Since Almaden Minerals has no significant operating revenue, shareholders probably hope it will develop a valuable new mine before too long.
So How Risky Is Almaden Minerals?
By their very nature companies that are losing money are more risky than those with a long history of profitability. And the fact is that over the last twelve months Almaden Minerals lost money at the earnings before interest and tax (EBIT) line. And over the same period it saw negative free cash outflow of CA$3.3m and booked a CA$3.2m accounting loss. Given it only has net cash of CA$9.43m, the company may need to raise more capital if it doesn't reach break-even soon. Even though its balance sheet seems sufficiently liquid, debt always makes us a little nervous if a company doesn't produce free cash flow regularly. The balance sheet is clearly the area to focus on when you are analysing debt. However, not all investment risk resides within the balance sheet - far from it. For example, we've discovered 3 warning signs for Almaden Minerals (1 can't be ignored!) that you should be aware of before investing here.

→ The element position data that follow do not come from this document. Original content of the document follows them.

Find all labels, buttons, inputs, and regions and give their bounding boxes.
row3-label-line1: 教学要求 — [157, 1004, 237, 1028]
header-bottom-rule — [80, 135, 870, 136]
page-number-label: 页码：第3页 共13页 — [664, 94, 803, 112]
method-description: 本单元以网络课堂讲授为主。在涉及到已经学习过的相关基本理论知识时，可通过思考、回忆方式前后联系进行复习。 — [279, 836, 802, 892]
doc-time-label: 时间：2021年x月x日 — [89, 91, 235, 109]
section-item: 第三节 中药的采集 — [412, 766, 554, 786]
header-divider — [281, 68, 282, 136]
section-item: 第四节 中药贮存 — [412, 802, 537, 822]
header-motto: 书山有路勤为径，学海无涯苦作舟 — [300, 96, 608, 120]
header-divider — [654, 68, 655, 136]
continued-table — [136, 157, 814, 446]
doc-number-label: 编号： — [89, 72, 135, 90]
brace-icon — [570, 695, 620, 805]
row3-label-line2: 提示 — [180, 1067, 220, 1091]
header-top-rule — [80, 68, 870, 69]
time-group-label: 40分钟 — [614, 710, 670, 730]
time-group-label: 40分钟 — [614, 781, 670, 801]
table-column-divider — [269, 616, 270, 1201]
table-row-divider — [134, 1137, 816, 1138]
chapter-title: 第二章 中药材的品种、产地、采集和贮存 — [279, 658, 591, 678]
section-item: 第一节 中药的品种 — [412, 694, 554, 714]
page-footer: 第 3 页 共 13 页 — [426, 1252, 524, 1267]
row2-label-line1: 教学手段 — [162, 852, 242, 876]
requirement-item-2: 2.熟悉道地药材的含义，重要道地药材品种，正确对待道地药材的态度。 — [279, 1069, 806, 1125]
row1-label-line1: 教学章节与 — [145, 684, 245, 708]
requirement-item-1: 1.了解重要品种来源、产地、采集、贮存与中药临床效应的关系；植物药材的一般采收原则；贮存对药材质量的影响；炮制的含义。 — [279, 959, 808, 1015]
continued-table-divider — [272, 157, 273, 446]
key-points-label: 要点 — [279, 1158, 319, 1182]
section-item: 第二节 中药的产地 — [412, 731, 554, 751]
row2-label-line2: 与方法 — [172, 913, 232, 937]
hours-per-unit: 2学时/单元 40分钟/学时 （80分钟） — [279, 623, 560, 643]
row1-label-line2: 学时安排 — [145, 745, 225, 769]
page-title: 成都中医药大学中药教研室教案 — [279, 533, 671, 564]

If you're interested in investing in businesses that can grow profits without the burden of debt, then check out this free list of growing businesses that have net cash on the balance sheet.
This article by Simply Wall St is general in nature. We provide commentary based on historical data and analyst forecasts only using an unbiased methodology and our articles are not intended to be financial advice. It does not constitute a recommendation to buy or sell any stock, and does not take account of your objectives, or your financial situation. We aim to bring you long-term focused analysis driven by fundamental data. Note that our analysis may not factor in the latest price-sensitive company announcements or qualitative material. Simply Wall St has no position in any stocks mentioned.